= Nekurseni =

Town in West Bengal, India

Nekurseni is a small town in Paschim Medinipur District of West Bengal, India located approximately 50 km south of Kharagpur. Nekurseni is an ancient town dating back to the era of Ashoka. Nekurseni is named after the wife of the fabled giant Nekursena. The NH 60, familiar as O. T. Road before has connected this town to the rest part of India.

Nekurseni railway station is administrative control of South Eastern Railway. Nearby two stations are Belda and Dantan. Nearby railhead junction station is Khargapur.

== Geography ==
Nekurseni is located at . The gram panchayats Ranisarai-8 located in the Narayangarh community development block in the Kharagpur subdivision of the Paschim Medinipur district.

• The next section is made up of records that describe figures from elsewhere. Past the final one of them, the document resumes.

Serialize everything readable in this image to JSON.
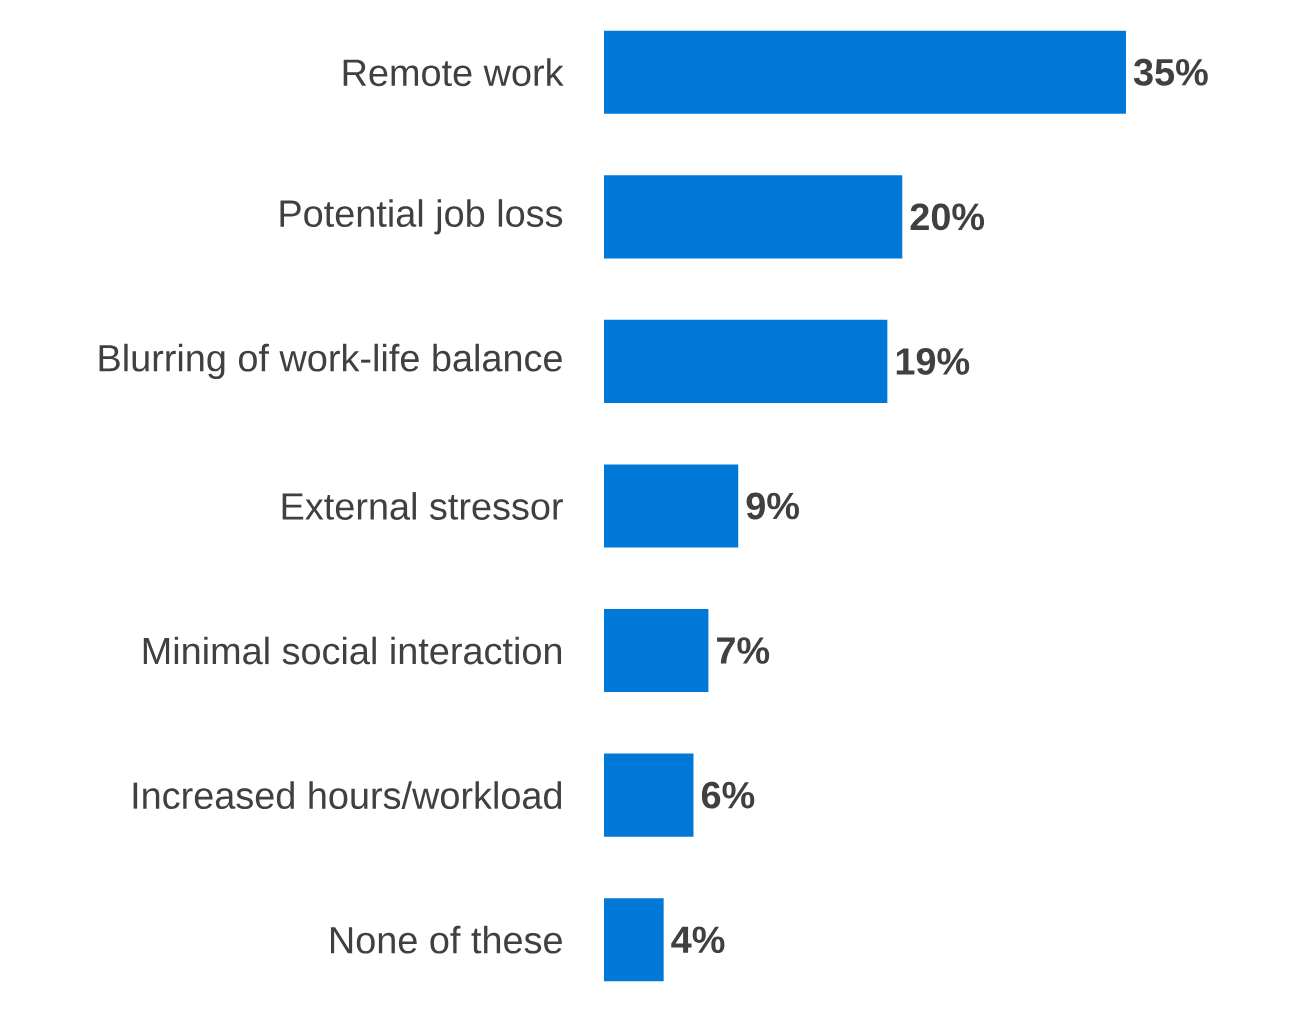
{
  "chart_data": {
    "type": "bar",
    "orientation": "horizontal",
    "categories": [
      "Remote work",
      "Potential job loss",
      "Blurring of work-life balance",
      "External stressor",
      "Minimal social interaction",
      "Increased hours/workload",
      "None of these"
    ],
    "values": [
      35,
      20,
      19,
      9,
      7,
      6,
      4
    ],
    "value_labels": [
      "35%",
      "20%",
      "19%",
      "9%",
      "7%",
      "6%",
      "4%"
    ],
    "color": "#0078d7"
  }
}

== Culture and festival ==
Inspired by Bengali Cultures. Most famous festivals are Durga Puja, Kali Puja, Saraswati Puja, Diwali and another one.

== Going to Nekurseni ==

=== From Kolkata ===

- By train: It's 162 km from Howrah via Khargapur, previous station is Belda.
- By Bus: It's too hard to go through Bus.
Local Trains from Khargapur are frequently available which stops at Nekurseni.
Starting from morning 6.30 am at Khargapur, there are 4 trains to Nekurseni till 6 pm.

=== From Kharagpur or Midnapore ===
Take a bus to Sonakonia from Khargapur or Midnapore. From Kharagpur it takes about 60 min.
Mainly two Bus stands -
Nekurseni School
Nekurseni Bazar

=== From Dantan or Sonakonia ===

Take a bus to Contai or Midnapore from Sonakonia or Dantan. From Dantan it takes about 15 minute.